Crossbows move up in support as my cavalry falls back, Nick swings superior household milites round.
In the not centre, my hordes push forward en echelon. Nick split his split forces, and chaos theory began.
Another fallback... I had to buy off a shooting wound too.
Nick follows up, I'm now in a spot where he can't get immediate overlaps or flanks. On the left, a unit of superiors goes crossbow hunting.
I turn my left hand vikings to face the approaching flank threat from bows and cavalry, but being careful not to set foot in the rough.
I'll get there eventually, honest!
After an hour and a half of cagey playing by both sides, contact is made.
And survive we did, I lost two bases, and missed Nick, apart from a wound. My left hand unit only has short spears (+1) compared to his devastating charge, charging lancers (+3). Phew!
Melee, and my commander is caught up fighting, so expanding my left hand unit was not really possible as it costs an extra card (both cavalry commands on this flank had been cursed with bad cards all game). The evenly matched Norman knights both expanded, trying to find each others flanks, but my mounted warriors were stuck.
Didn't matter when you out roll your opponent though!
Didn't like that wound anyway, so I bought it off!

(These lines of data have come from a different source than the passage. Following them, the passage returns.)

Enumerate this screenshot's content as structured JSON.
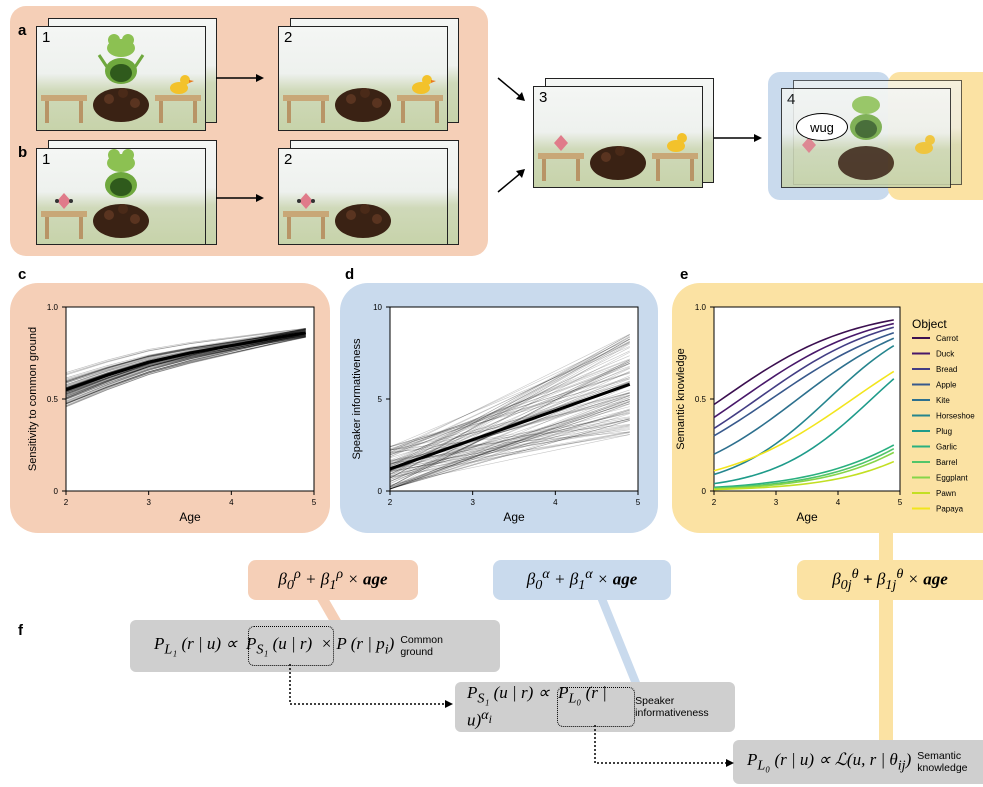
{
  "panel_labels": {
    "a": "a",
    "b": "b",
    "c": "c",
    "d": "d",
    "e": "e",
    "f": "f"
  },
  "scene_numbers": {
    "a1": "1",
    "a2": "2",
    "b1": "1",
    "b2": "2",
    "s3": "3",
    "s4": "4"
  },
  "speech_bubble": "wug",
  "colors": {
    "orange_bg": "#f5cfb7",
    "blue_bg": "#c9daed",
    "yellow_bg": "#fbe2a3",
    "equation_bg": "#cfcfcf"
  },
  "chart_data": [
    {
      "panel": "c",
      "type": "line",
      "xlabel": "Age",
      "ylabel": "Sensitivity to common ground",
      "xticks": [
        "2",
        "3",
        "4",
        "5"
      ],
      "yticks": [
        "0",
        "0.5",
        "1.0"
      ],
      "xlim": [
        2,
        5
      ],
      "ylim": [
        0,
        1
      ],
      "mean_line": {
        "x": [
          2,
          2.5,
          3,
          3.5,
          4,
          4.5,
          4.9
        ],
        "y": [
          0.55,
          0.63,
          0.7,
          0.75,
          0.79,
          0.83,
          0.86
        ]
      }
    },
    {
      "panel": "d",
      "type": "line",
      "xlabel": "Age",
      "ylabel": "Speaker informativeness",
      "xticks": [
        "2",
        "3",
        "4",
        "5"
      ],
      "yticks": [
        "0",
        "5",
        "10"
      ],
      "xlim": [
        2,
        5
      ],
      "ylim": [
        0,
        10
      ],
      "mean_line": {
        "x": [
          2,
          4.9
        ],
        "y": [
          1.2,
          5.8
        ]
      }
    },
    {
      "panel": "e",
      "type": "line",
      "xlabel": "Age",
      "ylabel": "Semantic knowledge",
      "xticks": [
        "2",
        "3",
        "4",
        "5"
      ],
      "yticks": [
        "0",
        "0.5",
        "1.0"
      ],
      "xlim": [
        2,
        5
      ],
      "ylim": [
        0,
        1
      ],
      "legend_title": "Object",
      "series": [
        {
          "name": "Carrot",
          "color": "#3b0f50",
          "start": 0.47,
          "end": 0.93
        },
        {
          "name": "Duck",
          "color": "#48186a",
          "start": 0.4,
          "end": 0.91
        },
        {
          "name": "Bread",
          "color": "#433d84",
          "start": 0.34,
          "end": 0.89
        },
        {
          "name": "Apple",
          "color": "#38598c",
          "start": 0.3,
          "end": 0.86
        },
        {
          "name": "Kite",
          "color": "#2d708e",
          "start": 0.2,
          "end": 0.83
        },
        {
          "name": "Horseshoe",
          "color": "#25858e",
          "start": 0.09,
          "end": 0.79
        },
        {
          "name": "Plug",
          "color": "#1e9b8a",
          "start": 0.04,
          "end": 0.61
        },
        {
          "name": "Garlic",
          "color": "#2ab07f",
          "start": 0.02,
          "end": 0.25
        },
        {
          "name": "Barrel",
          "color": "#52c569",
          "start": 0.015,
          "end": 0.23
        },
        {
          "name": "Eggplant",
          "color": "#86d549",
          "start": 0.012,
          "end": 0.21
        },
        {
          "name": "Pawn",
          "color": "#c2df23",
          "start": 0.008,
          "end": 0.16
        },
        {
          "name": "Papaya",
          "color": "#f2e51d",
          "start": 0.11,
          "end": 0.65
        }
      ]
    }
  ],
  "formulas": {
    "c": "β₀ᵨ + β₁ᵨ × age",
    "d": "β₀ᵅ + β₁ᵅ × age",
    "e": "β₀ⱼᶿ + β₁ⱼᶿ × age"
  },
  "equations": {
    "eq1": {
      "lhs": "PL₁ (r | u) ∝",
      "mid": "PS₁ (u | r)",
      "rhs": "× P (r | pᵢ)",
      "note": "Common ground"
    },
    "eq2": {
      "lhs": "PS₁ (u | r) ∝",
      "mid": "PL₀ (r | u)",
      "rhs": "αᵢ",
      "note": "Speaker informativeness"
    },
    "eq3": {
      "lhs": "PL₀ (r | u) ∝",
      "rhs": "ℒ(u, r | θᵢⱼ)",
      "note": "Semantic knowledge"
    }
  }
}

Nick's superiors milites charge my light horse, who spectacularly fail to achieve their goal and are caught and munched by Nick (0-2, you get 1 point for each unit of skirmishers). This also leaves the rear of my cavalry exposed in two turns time!
Back in the not-centre, Nick, knowing I was not coming into the rough to fight him, catches my superior warrior unit in the flank (there is no frontal contact, yet), and kills two bases on the charge (to be honest, I got away lightly with that one).

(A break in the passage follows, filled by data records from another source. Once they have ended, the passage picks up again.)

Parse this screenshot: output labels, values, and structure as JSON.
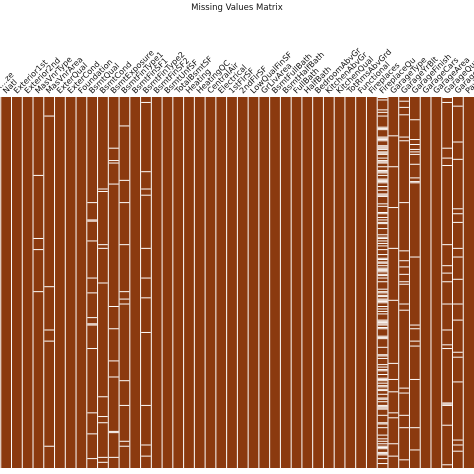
{
  "chart_data": {
    "type": "heatmap",
    "title": "Missing Values Matrix",
    "present_color": "#8B3A0F",
    "missing_color": "#FFFFFF",
    "columns": [
      "Ex...ze",
      "Natl",
      "Exterior1st",
      "Exterior2nd",
      "MasVnrType",
      "MasVnrArea",
      "ExterQual",
      "ExterCond",
      "Foundation",
      "BsmtQual",
      "BsmtCond",
      "BsmtExposure",
      "BsmtFinType1",
      "BsmtFinSF1",
      "BsmtFinType2",
      "BsmtFinSF2",
      "BsmtUnfSF",
      "TotalBsmtSF",
      "Heating",
      "HeatingQC",
      "CentralAir",
      "Electrical",
      "1stFlrSF",
      "2ndFlrSF",
      "LowQualFinSF",
      "GrLivArea",
      "BsmtFullBath",
      "BsmtHalfBath",
      "FullBath",
      "HalfBath",
      "BedroomAbvGr",
      "KitchenAbvGr",
      "KitchenQual",
      "TotRmsAbvGrd",
      "Functional",
      "Fireplaces",
      "FireplaceQu",
      "GarageType",
      "GarageYrBlt",
      "GarageFinish",
      "GarageCars",
      "GarageArea",
      "GarageQual",
      "GarageCond",
      "PavedDrive"
    ],
    "missing_fraction": [
      0.0,
      0.0,
      0.0,
      0.0,
      0.01,
      0.01,
      0.0,
      0.0,
      0.0,
      0.03,
      0.03,
      0.03,
      0.03,
      0.0,
      0.03,
      0.0,
      0.0,
      0.0,
      0.0,
      0.0,
      0.0,
      0.0,
      0.0,
      0.0,
      0.0,
      0.0,
      0.0,
      0.0,
      0.0,
      0.0,
      0.0,
      0.0,
      0.0,
      0.0,
      0.0,
      0.0,
      0.47,
      0.06,
      0.06,
      0.06,
      0.0,
      0.0,
      0.06,
      0.06,
      0.0
    ]
  }
}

Back on the cavalry flank, my knights broke his, and forced a Kill A Base test on his beaten up knights facing my mounted warriors, who were very fragile by this point, which also broke them (4-2). This could easily have gone Nick's way, but I got very lucky. The fight was right next to the discard pile!
And in routing him, it pulls my cavalry well out of charge range of his returning Milites.

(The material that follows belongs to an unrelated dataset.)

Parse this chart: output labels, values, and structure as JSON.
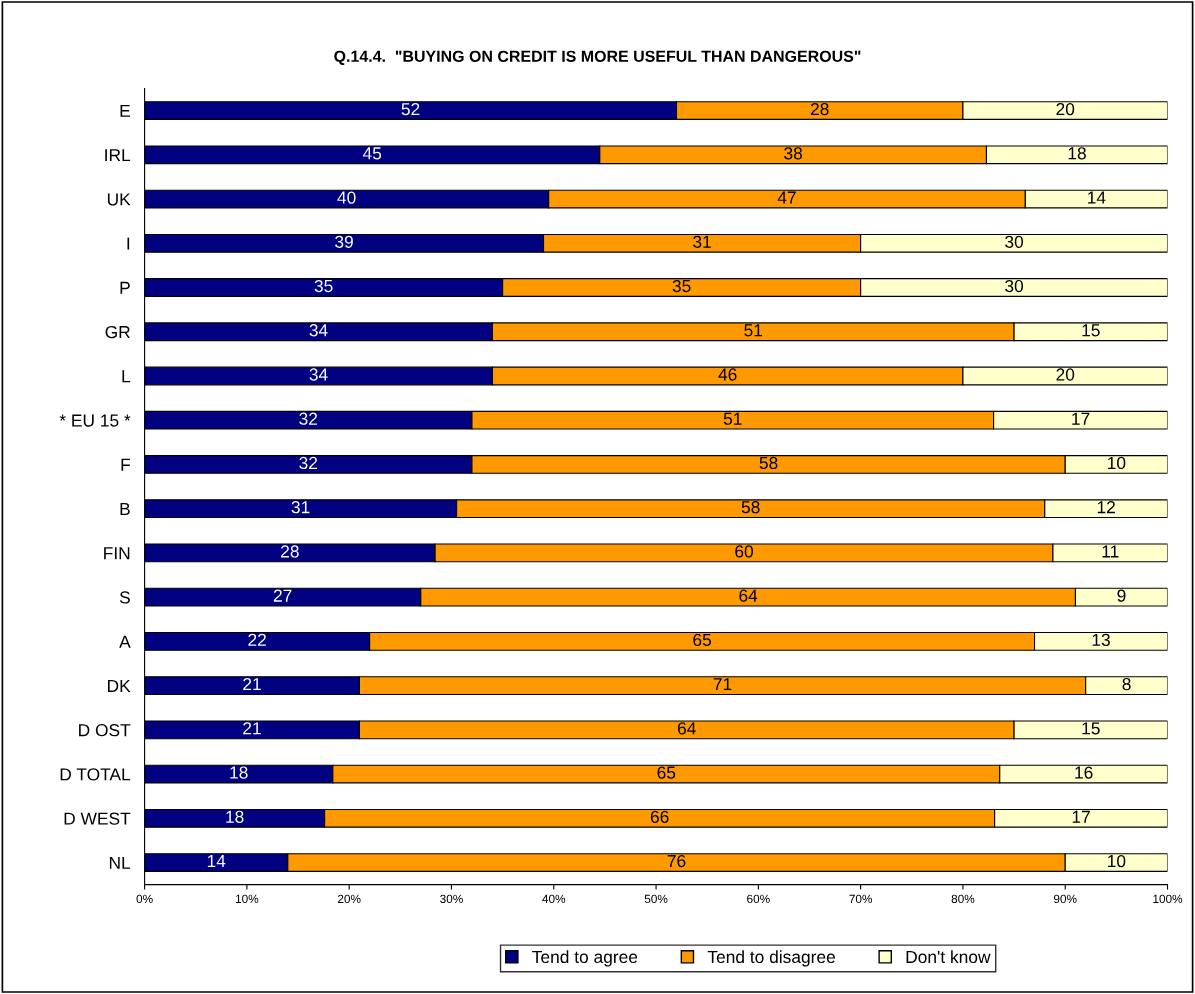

In the centre, my flanked unit and friends were dealing damage to his knights, but my superior unit was one hit off breaking. My Vikings had been effectively nullified by Nick holding the terrain and trying to get round my flank, it was effectively a staring match. I had contacted his crossbows with my other superior foot unit, and was slowly grinding them away, when we called it a night at 6-4.
A tough, cagey game, both of us were feeling for the opposition's strengths and weaknesses, and the terrain really hampered me, but as usual against Nick, a great laugh and a good fight.
Nick's comments: "Good write up. Glad to try my lot out. Difficult opposition with all of those shield walls. I made a few mistakes I command structure, deployment and moves - well on just about everything really. The army has been rejigged for Derby, although there's also Plan B!"